The bell clattered above the second chute, pulling my attention from my too cool cuppa. I stood, shaking out my skirts with a pleasant rustle and making my way to the wall. I tip-toed over the stacks, baskets and jars of shimmering stones that scattered the floor.
I heard a soft click and paused to scoop up a smooth white bit of rainbow that had fallen out of place. I smiled at the little stone and carefully placed it back in its pile before sliding to the tall wall of chutes and ladders. An envelope now rested at the bottom of the second chute, grey and smooth as pearl. I plucked it from the chute and cracked the seal.
The shiny smooth card was in order. Coordinates in place, storm strength and duration noted. The Northern Hemisphere was due for a quite the storm tonight. I spun about, eyeing my stones before I danced over to the northern corner of the room where the baskets were packed a bit too close together. Selecting a storm stone was thirteen percent science and eighty-seven percent instinct.
To the world, they were just stones, sparkling smooth shards of rainbow in white and blue and black glass, but to me…they held the power of the winds and rain.
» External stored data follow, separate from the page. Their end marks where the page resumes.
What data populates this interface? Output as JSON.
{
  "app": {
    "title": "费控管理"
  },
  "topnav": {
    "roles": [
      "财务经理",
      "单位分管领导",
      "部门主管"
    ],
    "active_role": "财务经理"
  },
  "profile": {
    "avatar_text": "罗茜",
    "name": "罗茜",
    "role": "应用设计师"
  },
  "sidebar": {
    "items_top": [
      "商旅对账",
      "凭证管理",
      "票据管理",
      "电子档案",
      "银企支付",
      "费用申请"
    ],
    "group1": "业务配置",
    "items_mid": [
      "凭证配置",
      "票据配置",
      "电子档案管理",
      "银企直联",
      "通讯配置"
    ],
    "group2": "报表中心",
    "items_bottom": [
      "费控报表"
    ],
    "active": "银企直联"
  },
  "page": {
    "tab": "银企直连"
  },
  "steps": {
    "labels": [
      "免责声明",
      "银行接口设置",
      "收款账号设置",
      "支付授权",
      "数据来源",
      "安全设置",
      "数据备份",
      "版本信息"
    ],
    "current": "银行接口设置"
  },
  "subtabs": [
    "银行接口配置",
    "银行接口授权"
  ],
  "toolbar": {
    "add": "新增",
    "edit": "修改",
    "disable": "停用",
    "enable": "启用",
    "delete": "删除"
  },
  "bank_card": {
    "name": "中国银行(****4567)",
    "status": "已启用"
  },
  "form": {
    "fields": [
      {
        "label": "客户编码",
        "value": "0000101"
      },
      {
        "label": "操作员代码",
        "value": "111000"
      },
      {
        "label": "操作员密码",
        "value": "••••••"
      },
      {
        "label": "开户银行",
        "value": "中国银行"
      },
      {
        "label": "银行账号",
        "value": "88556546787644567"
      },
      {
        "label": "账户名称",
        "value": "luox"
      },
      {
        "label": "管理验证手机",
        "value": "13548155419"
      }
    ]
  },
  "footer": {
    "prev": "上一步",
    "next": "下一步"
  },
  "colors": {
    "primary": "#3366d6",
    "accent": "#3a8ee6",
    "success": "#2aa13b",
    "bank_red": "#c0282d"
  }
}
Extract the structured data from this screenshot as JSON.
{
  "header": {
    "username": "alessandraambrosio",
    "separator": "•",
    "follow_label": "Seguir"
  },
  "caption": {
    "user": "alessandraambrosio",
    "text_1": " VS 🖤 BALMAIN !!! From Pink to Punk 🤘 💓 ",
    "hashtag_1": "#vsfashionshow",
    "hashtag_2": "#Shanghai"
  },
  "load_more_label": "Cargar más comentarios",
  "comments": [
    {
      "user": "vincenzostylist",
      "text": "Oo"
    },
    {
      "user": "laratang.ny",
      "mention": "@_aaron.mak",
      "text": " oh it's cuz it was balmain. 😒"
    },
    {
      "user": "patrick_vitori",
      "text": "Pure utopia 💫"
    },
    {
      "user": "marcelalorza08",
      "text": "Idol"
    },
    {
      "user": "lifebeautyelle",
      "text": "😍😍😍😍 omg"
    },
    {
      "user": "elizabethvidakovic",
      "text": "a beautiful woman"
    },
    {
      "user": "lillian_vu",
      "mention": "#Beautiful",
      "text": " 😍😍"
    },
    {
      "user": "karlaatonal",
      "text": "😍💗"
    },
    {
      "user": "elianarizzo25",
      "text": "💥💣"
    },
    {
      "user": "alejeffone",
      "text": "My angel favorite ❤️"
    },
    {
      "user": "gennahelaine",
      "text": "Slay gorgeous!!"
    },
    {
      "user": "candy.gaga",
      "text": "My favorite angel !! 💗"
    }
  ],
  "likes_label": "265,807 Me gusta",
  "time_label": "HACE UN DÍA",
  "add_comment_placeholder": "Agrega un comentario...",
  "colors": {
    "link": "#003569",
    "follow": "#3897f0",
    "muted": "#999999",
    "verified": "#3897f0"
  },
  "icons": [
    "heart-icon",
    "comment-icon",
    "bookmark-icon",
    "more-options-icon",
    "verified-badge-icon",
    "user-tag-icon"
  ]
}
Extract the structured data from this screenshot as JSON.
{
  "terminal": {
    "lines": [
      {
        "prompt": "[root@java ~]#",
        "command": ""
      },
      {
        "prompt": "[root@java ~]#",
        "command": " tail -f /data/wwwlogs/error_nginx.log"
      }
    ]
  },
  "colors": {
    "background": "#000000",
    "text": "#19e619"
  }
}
I caught my lip between my teeth and leaned over the largest basket, dangling my hand over the stones, slowly dragging my fingertips over the surface of each one.
The burning itch started and grew until it was near painful and I quickly plucked the stone from the basket. It glowed with purpose.
“Hello precious,” I whispered and brushed the smooth stone against my cheek. I loved that feeling, that cool texture and the warm inner storm crackling to get out. “Ready to get to work?”
“It’s weird that you talk to them, Audra.”
I turned to eye my counterpart. “That’s unfair, Mira, you talk to your storms too.”
Mira shrugged, the fluttering silk of her gown moving like the waves of the oceans she cast into disarray. Her hair shifted color from Mediterranean blue to storm black. Her eyes flashed from black to white and back again—lightning must have been crashing somewhere.
“It’s important to encourage them.” I crept over to the only clear part of the floor, where the Map was inlaid with magic and stone. The oceans shifted in time to match their real-world counterparts, thin lines of gold marking the longitude and latitude, the thicker gold of the equator. I knelt at the edge, taking a moment to whirl my fingers through the Tropic of Cancer—Mira huffed in disapproval.
I hid my smile.
With the ease of long practice, I found the place where my storm would be born, the intersection of those thin gold lines. I tapped them gently, taking a moment to kiss my storm stone goodbye and the gently setting it down on the map.
“Break,” I whispered, tapping the stone once. The black opal broke apart in a flurry, spinning and spinning into a cloud of sparkling dust to form the heart of the newborn storm. It was still as beautiful as the first time I’d ever seen it. My breath caught in my throat.
“A lovely storm,” Mira said.
She helped me to my feet and pulled me close, a smile catching on her lips. “What say we watch this one? Revel in it a bit? You can let the Stormlings handle the next one.”
I licked my lips, breathe catching again for an entirely different reason. “That sounds lovely.”
“Good.” She leaned forward, pressing her lips to my cheek. “I’ve missed seeing your skin soaked in rain.”
I couldn’t help the shudder that rolled down my spine. “Lead on, my love.”